Bill Bider, director of KBWM, says it seems to take forever to get across the state in a car going 70 miles per hour, much less by pedal power. In fact, it took the intrepid cyclists seven days to traverse the nearly 500-mile route. Bider was one of the core riders and also served as the primary spokesperson at the many events and press interactions along the way. “We chose a bike tour as a way to grab the attention of the media and public, and it worked,” says Bider. “We got their attention and then turned it to the facilities we were visiting to highlight many good waste management practices that are happening in the small and large communities along the tour route.”
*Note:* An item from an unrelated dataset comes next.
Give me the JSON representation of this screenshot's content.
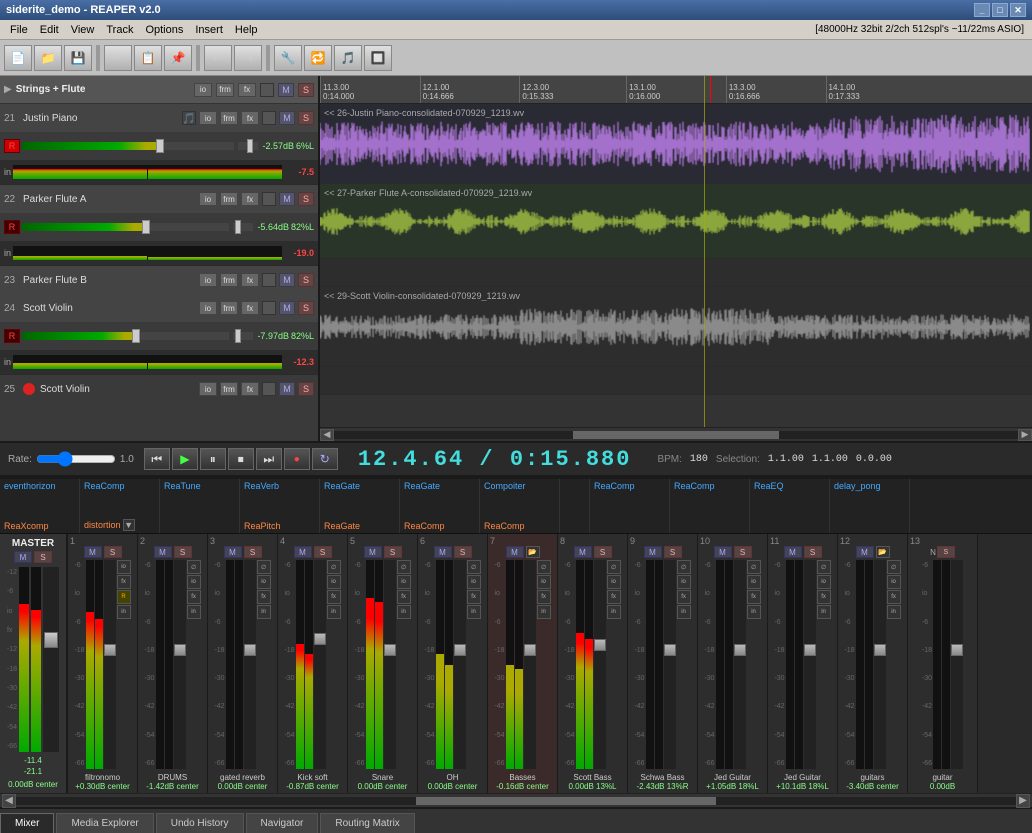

One noteworthy stop included a ribbon-cutting ceremony for a new county recycling and household hazardous waste facility in the town of Greensburg, Kan., which was totally destroyed by an F-5 tornado in 2007. The town is being rebuilt with a focus on environmentally progressive design and construction. A stop in Wichita, Kan., highlighted the first implementation of the RecycleBank concept in the state, a program that rewards households for every pound of waste recycled. In Pittsburg, Kan., the cyclists helped cut the ribbon for a new regional e-waste and household hazardous waste facility.

KBWM is currently deciding whether to make the tour an annual event. “Several people have asked me if we are going to do it again next year because they want to ride along,” says Bider. “If we do, we will select a different route to highlight other facilities and activities.”

Bider says the event demonstrates that the responsibility of environmental agencies to educate and promote recycling can take many forms. He characterizes the tour as an inexpensive, unique and “healthy” way to draw attention to positive waste management practices and encourages other states to consider similar events: “Just make sure you have one or more good bike mechanics as part of your core group of riders, because repairs and maintenance will be needed.”